According to the article, the process involves addressing the following three questions:

  1. Does the company have cash deployment opportunities in the form of capex, R&D or mergers and acquisition activities? While this can be difficult to determine, the article notes, “history can be a useful guide” in gauging whether the firm had past struggles in generating return on capital, for example.
  2. How much can the company afford to allocate to givebacks? This can be determined by looking at free cash flow generation and debt levels—the article outlines specific methods for assessing leverage. “Combining the outlook for a firm’s projects with its cash flow and leverage profile can inform an overall giveback strategy,” the article notes.
  3. Should givebacks be in the form of dividends or buybacks? This final step of the process requires addressing the following issues:
  • Is the stock undervalued? It makes sense to buy back shares if an equity is trading below its intrinsic value.
  • What is the firm’s growth stage? Buying shares may be appropriate if the company is past the early growth stage of heavy investment.
  • Is the firm operating in a cyclical industry? If so, the “flexibility of buybacks make them preferable to dividends.”
  • How important are employee stock options for attracting and retaining talent?
  • Is the tax rate on capital gains different than dividends? Currently, the article notes, long-term capital gains are taxed at the same rate as dividends.
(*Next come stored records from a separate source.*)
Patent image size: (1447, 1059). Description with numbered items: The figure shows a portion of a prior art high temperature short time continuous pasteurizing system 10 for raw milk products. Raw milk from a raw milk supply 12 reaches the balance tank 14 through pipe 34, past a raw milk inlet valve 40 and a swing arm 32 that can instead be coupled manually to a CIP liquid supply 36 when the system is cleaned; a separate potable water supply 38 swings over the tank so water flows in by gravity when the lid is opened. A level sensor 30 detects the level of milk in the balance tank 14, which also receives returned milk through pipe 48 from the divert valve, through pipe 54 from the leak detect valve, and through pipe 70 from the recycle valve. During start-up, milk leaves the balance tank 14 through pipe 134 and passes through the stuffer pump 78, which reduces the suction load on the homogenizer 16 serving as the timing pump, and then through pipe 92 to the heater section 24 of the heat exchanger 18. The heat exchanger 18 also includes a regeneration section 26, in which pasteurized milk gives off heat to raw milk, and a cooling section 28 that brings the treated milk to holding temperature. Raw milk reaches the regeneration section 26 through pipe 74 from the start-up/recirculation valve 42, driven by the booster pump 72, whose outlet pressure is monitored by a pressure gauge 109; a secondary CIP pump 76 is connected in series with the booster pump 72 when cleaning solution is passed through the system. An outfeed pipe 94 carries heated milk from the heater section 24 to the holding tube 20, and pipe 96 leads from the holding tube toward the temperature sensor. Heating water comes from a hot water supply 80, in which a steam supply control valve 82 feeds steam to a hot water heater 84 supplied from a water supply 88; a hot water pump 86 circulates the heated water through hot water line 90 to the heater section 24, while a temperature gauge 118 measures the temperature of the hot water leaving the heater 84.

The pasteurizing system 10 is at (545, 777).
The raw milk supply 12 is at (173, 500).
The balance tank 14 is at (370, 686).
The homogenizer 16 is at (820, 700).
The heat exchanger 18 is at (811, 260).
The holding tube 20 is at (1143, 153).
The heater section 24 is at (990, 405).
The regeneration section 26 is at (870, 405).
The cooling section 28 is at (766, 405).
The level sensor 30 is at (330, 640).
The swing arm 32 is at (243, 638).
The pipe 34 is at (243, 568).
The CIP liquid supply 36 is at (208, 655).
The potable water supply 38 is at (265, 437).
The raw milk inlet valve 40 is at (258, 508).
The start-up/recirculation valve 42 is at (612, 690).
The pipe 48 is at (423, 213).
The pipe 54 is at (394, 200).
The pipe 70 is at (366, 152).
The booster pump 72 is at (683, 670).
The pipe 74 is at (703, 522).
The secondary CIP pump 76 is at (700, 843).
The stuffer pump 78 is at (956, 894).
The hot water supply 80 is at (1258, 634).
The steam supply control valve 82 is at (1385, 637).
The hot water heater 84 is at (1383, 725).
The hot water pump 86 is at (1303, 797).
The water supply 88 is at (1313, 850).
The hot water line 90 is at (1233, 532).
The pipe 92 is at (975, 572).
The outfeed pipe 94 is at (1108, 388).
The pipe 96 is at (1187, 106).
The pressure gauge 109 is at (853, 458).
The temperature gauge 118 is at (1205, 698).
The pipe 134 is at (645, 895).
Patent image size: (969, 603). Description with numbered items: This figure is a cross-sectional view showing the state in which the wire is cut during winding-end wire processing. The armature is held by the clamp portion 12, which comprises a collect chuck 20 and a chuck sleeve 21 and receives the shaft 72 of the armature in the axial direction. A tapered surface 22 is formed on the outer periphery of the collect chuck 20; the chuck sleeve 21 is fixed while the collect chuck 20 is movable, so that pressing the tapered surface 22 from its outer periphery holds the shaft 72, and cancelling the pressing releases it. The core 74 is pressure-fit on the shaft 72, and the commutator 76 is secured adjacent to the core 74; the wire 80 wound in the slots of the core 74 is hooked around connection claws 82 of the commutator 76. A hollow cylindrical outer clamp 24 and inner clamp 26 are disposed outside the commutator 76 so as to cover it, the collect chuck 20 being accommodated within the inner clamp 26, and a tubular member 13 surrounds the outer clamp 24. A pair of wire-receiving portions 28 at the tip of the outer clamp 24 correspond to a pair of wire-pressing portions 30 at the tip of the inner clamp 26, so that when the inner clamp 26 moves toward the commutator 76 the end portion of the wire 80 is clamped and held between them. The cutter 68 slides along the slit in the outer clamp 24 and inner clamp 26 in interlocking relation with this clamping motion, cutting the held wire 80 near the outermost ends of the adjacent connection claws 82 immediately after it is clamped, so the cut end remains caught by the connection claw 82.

Even given proposed legislation to increase taxes on the highest-earning individuals and corporations, the article argues that “increasing the capital gains rate on less than 1% of investors should not materially change the buyback vs. dividend decision.”

The article concludes that given high corporate cash balances, “firms are likely to continue increasing their cash givebacks to benefit shareholders. But investors need to be aware that while givebacks are generally a good idea, some are better than others.”